TabSieve: Explicit In-Table Evidence Selection for Tabular Prediction
Yongyao Wang, Ziqi Miao, Lu Yang, Haonan Jia, Wenting Yan, Chen Qian, Lijun Li
TL;DR
TabSieve tackles the brittleness of in-context learning for tabular prediction by explicitly selecting in-table evidence before predicting the target. It combines a supervised pretraining stage on a large, teacher-generated TabSieve-SFT-40K corpus with reinforcement learning (TAB-GRPO) and a dynamic task-advantage balancing mechanism to jointly optimize evidence selection and target prediction across classification and regression tasks. Across 75 classification and 52 regression tables, TabSieve yields consistent gains over strong baselines, demonstrating robust performance with limited context and improved robustness to noisy context through evidence-grounded reasoning. The approach advances practical tabular prediction by enabling auditable, evidence-focused inference that generalizes across heterogeneous schemas and shot budgets.
Abstract
Tabular prediction can benefit from in-table rows as few-shot evidence, yet existing tabular models typically perform instance-wise inference and LLM-based prompting is often brittle. Models do not consistently leverage relevant rows, and noisy context can degrade performance. To address this challenge, we propose TabSieve, a select-then-predict framework that makes evidence usage explicit and auditable.
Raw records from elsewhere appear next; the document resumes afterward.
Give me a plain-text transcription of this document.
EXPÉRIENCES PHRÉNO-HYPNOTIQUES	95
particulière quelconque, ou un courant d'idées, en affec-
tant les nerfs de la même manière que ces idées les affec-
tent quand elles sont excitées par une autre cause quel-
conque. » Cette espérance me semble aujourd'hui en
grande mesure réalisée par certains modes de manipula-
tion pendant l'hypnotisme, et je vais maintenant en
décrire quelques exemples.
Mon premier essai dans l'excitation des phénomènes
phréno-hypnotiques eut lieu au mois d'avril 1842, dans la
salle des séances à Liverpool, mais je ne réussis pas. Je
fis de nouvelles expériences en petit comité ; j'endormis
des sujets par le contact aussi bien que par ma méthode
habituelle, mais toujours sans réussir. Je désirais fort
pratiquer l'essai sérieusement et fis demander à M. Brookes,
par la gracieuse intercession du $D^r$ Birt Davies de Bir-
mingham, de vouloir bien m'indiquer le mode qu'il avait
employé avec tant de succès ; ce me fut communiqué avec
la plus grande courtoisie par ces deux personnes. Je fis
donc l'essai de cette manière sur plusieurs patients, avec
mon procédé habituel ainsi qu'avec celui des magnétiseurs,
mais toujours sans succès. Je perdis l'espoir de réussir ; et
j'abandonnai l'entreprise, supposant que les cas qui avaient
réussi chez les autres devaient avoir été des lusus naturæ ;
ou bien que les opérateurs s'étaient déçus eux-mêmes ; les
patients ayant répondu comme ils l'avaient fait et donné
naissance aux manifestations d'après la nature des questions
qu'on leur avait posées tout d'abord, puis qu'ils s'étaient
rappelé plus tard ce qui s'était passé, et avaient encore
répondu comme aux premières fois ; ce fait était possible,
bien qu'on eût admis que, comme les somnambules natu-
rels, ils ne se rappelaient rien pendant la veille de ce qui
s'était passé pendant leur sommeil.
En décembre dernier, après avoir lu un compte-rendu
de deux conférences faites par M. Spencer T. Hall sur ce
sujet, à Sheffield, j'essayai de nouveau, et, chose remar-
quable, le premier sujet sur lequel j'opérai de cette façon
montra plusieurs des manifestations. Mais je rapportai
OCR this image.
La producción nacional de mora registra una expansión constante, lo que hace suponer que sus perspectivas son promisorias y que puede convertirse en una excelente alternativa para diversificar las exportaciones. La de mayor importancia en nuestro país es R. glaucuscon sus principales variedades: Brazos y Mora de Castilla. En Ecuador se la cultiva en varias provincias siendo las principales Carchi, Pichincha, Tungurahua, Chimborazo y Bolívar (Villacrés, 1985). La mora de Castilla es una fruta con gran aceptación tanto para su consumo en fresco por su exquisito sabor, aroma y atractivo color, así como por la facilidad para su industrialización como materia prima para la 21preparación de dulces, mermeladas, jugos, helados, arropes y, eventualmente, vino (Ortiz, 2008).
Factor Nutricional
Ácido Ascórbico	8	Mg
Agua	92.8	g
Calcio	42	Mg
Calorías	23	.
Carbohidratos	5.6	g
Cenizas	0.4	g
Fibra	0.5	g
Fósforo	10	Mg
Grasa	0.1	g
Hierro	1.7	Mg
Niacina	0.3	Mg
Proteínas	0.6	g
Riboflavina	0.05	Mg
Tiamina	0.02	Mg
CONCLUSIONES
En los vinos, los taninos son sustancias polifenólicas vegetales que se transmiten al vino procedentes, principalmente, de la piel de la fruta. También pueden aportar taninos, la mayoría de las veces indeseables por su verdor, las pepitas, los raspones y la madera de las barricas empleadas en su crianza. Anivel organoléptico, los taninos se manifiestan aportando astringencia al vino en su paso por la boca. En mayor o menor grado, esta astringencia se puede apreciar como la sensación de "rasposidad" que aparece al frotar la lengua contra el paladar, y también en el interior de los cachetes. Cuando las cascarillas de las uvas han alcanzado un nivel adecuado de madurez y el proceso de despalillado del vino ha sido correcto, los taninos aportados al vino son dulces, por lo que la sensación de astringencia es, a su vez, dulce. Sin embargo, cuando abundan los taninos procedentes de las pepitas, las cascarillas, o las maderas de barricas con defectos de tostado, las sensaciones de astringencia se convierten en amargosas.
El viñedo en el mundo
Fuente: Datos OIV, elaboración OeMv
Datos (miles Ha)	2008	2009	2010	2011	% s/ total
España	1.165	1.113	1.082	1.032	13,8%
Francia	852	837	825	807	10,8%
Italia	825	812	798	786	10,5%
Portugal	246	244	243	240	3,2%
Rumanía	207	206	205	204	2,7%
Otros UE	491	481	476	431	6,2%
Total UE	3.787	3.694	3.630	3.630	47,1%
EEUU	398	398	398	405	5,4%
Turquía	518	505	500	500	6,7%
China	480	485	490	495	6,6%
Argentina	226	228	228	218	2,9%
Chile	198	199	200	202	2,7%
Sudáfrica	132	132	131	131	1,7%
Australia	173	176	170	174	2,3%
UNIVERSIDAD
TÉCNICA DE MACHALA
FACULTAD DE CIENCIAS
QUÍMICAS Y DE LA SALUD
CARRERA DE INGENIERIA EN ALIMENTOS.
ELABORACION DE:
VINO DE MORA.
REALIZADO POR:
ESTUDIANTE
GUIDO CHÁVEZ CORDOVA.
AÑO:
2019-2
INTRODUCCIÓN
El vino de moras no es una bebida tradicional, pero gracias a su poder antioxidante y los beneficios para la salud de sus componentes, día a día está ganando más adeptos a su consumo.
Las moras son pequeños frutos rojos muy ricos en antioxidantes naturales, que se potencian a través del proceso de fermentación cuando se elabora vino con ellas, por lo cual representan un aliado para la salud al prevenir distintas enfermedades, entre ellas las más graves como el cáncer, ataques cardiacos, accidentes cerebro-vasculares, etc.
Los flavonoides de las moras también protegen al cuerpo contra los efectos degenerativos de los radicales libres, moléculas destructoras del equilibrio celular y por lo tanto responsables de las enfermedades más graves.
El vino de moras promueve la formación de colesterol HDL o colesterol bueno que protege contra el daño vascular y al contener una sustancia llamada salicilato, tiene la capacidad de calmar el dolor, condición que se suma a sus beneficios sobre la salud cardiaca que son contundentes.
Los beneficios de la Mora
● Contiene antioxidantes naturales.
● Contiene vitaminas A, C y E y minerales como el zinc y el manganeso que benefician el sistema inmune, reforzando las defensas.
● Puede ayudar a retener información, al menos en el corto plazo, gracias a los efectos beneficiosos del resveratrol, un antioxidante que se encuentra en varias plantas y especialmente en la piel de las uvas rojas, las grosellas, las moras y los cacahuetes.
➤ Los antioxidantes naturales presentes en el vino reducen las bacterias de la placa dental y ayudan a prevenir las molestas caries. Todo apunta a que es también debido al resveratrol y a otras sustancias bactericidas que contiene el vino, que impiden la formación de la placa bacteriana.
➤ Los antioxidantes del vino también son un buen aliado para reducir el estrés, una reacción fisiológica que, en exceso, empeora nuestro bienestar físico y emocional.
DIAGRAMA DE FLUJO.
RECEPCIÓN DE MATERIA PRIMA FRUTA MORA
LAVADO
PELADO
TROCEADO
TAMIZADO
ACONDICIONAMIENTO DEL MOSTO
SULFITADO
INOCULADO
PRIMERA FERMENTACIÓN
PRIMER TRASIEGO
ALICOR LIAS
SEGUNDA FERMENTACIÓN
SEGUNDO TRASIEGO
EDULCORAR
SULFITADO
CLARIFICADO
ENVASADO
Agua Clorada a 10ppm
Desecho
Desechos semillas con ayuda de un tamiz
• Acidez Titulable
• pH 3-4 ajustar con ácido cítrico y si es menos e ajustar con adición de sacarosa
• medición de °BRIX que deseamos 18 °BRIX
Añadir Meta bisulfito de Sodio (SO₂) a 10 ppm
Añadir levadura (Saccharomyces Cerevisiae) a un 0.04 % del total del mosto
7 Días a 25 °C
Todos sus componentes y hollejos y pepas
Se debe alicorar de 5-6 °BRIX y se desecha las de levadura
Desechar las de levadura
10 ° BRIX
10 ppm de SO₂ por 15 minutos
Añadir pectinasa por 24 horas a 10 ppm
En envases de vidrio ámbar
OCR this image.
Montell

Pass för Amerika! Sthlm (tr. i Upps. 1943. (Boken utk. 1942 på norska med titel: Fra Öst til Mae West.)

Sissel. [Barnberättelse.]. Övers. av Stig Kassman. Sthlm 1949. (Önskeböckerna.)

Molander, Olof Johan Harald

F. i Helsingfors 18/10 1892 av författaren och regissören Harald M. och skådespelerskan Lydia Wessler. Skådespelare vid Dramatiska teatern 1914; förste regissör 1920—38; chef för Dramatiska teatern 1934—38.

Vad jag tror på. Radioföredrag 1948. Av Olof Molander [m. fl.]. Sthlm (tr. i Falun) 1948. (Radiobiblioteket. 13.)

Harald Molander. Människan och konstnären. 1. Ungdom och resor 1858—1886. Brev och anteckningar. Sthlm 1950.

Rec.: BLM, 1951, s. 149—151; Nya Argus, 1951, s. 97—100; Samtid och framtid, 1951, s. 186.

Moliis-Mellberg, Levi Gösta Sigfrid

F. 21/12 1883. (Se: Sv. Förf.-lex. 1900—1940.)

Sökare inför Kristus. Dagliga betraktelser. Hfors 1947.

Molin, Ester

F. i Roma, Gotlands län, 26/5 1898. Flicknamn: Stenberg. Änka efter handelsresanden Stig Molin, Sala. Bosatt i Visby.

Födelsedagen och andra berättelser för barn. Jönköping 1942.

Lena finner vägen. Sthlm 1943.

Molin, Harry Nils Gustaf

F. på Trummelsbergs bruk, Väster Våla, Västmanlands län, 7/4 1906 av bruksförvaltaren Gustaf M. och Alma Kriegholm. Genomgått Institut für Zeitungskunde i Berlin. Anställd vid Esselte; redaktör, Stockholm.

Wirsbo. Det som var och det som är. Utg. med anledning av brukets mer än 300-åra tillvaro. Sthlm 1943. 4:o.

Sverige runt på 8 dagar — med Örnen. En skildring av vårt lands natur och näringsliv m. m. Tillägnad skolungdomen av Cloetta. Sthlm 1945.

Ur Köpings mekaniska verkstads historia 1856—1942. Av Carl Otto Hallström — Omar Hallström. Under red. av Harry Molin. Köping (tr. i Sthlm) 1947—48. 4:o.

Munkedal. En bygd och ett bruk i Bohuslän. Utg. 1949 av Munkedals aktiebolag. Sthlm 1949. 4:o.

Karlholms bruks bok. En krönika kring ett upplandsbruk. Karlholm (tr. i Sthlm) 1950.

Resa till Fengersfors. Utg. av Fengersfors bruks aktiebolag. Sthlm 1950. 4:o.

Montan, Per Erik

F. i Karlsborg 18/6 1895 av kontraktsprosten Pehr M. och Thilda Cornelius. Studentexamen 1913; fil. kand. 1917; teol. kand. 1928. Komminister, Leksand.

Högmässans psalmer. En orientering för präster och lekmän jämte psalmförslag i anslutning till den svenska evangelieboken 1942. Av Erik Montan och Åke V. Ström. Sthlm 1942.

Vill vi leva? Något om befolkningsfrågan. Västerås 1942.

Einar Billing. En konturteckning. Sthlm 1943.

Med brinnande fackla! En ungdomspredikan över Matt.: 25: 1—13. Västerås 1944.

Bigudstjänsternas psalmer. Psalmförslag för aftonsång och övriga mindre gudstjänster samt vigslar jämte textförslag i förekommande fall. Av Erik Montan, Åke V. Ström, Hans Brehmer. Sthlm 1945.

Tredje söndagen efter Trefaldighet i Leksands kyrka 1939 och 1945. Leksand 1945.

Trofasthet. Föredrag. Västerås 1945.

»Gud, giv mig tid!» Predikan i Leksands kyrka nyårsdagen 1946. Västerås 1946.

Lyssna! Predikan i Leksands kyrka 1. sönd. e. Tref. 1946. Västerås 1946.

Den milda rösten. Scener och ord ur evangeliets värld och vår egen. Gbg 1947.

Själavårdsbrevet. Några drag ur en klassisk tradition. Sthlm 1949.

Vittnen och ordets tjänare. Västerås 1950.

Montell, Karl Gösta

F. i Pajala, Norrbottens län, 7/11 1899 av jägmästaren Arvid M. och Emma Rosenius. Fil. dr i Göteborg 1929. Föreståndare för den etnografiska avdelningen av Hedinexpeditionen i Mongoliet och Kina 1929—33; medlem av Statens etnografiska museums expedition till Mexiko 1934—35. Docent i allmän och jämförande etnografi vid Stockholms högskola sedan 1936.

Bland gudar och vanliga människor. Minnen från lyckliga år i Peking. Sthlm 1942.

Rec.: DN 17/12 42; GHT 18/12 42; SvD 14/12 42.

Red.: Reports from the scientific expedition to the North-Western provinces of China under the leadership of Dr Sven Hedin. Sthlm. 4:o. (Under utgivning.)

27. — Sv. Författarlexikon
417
Given a table and a query row, TabSieve first selects a small set of informative rows as evidence and then predicts the missing target conditioned on the selected evidence. To enable this capability, we construct TabSieve-SFT-40K by synthesizing high-quality reasoning trajectories from 331 real tables using a strong teacher model with strict filtering. Furthermore, we introduce TAB-GRPO, a reinforcement learning recipe that jointly optimizes evidence selection and prediction correctness with separate rewards, and stabilizes mixed regression and classification training via dynamic task-advantage balancing. Experiments on a held-out benchmark of 75 classification and 52 regression tables show that TabSieve consistently improves performance across shot budgets, with average gains of 2.92% on classification and 4.45% on regression over the second-best baseline. Further analysis indicates that TabSieve concentrates more attention on the selected evidence, which improves robustness to noisy context.